Dead Wake

An hour later, he and the rest were transferred to a steam side-wheeler, the Flying Fish, which then set out for Queenstown. The survivors crowded into its engine room, for the warmth. Here was Ogden Hammond, the New Jersey real-estate developer. No one had seen his wife. The heat was exquisite, and “and before very long,” reported Arthur Mitchell, the Raleigh Bicycle man, “songs were being sung, indicating not only a spirit of thankfulness but even of gaiety.”


A number of corpses were on board as well: a five-year-old boy named Dean Winston Hodges; two unidentified boys, about two and six years old; and the body of fifteen-year-old Gwendolyn Allan, one of the girls who had helped seaman Morton paint a lifeboat.

DWIGHT HARRIS helped row his collapsible boat toward a distant sailboat. The going was slow and difficult. Another lifeboat got there first and unloaded a cache of survivors and bodies, then came back for Harris and his companions and put them aboard the sailboat as well. Next all were transferred to a minesweeper called the Indian Empire, whose crew spent the next several hours searching for survivors and bodies. When the ship began its return to Queenstown after seven o’clock that evening it carried 170 survivors and numerous dead.

On board, the little boy whom Harris had rescued now found his father, mother, and brother—alive and well. His baby sister, Dora, was lost.

THEODATE POPE awoke to a vision of blazing fire. A small fire, in a stove. She had no recollection of the sinking. She saw a pair of legs in trousers and then heard a man say, “She’s conscious.” Despite the warmth from the stove, tremors rattled her body.

She was in the captain’s cabin of a ship named Julia. Another survivor aboard, Belle Naish, later told Theodate how she came to be there. Crew members had pulled Theodate aboard using boat hooks. Presuming her to be dead, they had left her on deck among other recovered bodies. Naish and Theodate had become friends during the voyage, and when Naish saw Theodate lying there she touched her body and sensed a trace of life. Naish called for help. Two men began trying to revive Theodate. One used a carving knife from the ship’s kitchen to cut off her sodden layers of clothing. The men worked on her for two hours until confident they had revived her—though she remained unconscious. A lurid bruise surrounded her right eye.

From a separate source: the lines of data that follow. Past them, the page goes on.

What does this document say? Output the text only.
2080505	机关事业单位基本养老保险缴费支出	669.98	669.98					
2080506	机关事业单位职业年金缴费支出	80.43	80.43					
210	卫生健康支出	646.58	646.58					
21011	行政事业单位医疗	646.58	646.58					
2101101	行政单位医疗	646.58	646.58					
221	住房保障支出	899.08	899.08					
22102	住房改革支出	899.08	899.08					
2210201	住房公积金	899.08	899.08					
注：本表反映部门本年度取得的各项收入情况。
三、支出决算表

There was no sign of Theodate’s companion, Edwin Friend, or of her maid, Emily Robinson.



U-20

PARTING SHOT

LATER, A WOMAN WHO CLAIMED TO BE SCHWIEGER’S FIANCéE told a newspaper reporter that the attack on the Lusitania had left Schwieger a shattered man. (The reporter did not disclose her name.) When Schwieger visited her in Berlin after his return to base, she had no idea, at first, that it was he who had torpedoed the ship. “All we thought of was that one of the fastest and biggest English ships had been sunk, and we were all very glad,” she said. But Schwieger seemed not to share the elation. “Of course, his mother and I saw right away that something dreadful had happened to him. He was so haggard and so silent, and so—different.”

Schwieger told her the story of the attack. “Of course he couldn’t hear anything, but he could see, and the silence of it all in the U-boat was worse than if he could have heard the shrieks. And, of course, he was the only one in the U-boat who could even see. He didn’t dare let any of the others in the U-boat know what was happening.” After the attack he took the boat straight back to Germany, his fiancée said. “He wanted to get away from what he had done. He wanted to get ashore. He couldn’t torpedo another ship.”

The woman’s account, while compelling, stands at odds with Schwieger’s own War Log. If Schwieger felt any sense of remorse, he did not express it by his actions.

Just five minutes after taking his last look at the Lusitania, he spotted a large steamer ahead, coming toward him, and prepared to attack. He was supposed to keep two torpedoes in reserve for the voyage home—ideally one in the bow, one in the stern—but this was an irresistible target, a 9,000-ton tanker. Schwieger ordered full ahead, to position U-20 in front of the ship, stern-first, so that he could use one of his two stern tubes. At 4:08 P.M. he was ready. The shot was lined up perfectly: a 90-degree angle with the target’s course, at a point-blank range of 500 meters, about a third of a mile. “Conditions for our torpedo very favorable,” he wrote in his log; “a miss out of the question.”

He gave the order to fire. The submarine shivered as the torpedo left its tube. Schwieger waited for the sound of impact.

A long silence followed. As the seconds ticked past, he realized something had gone wrong.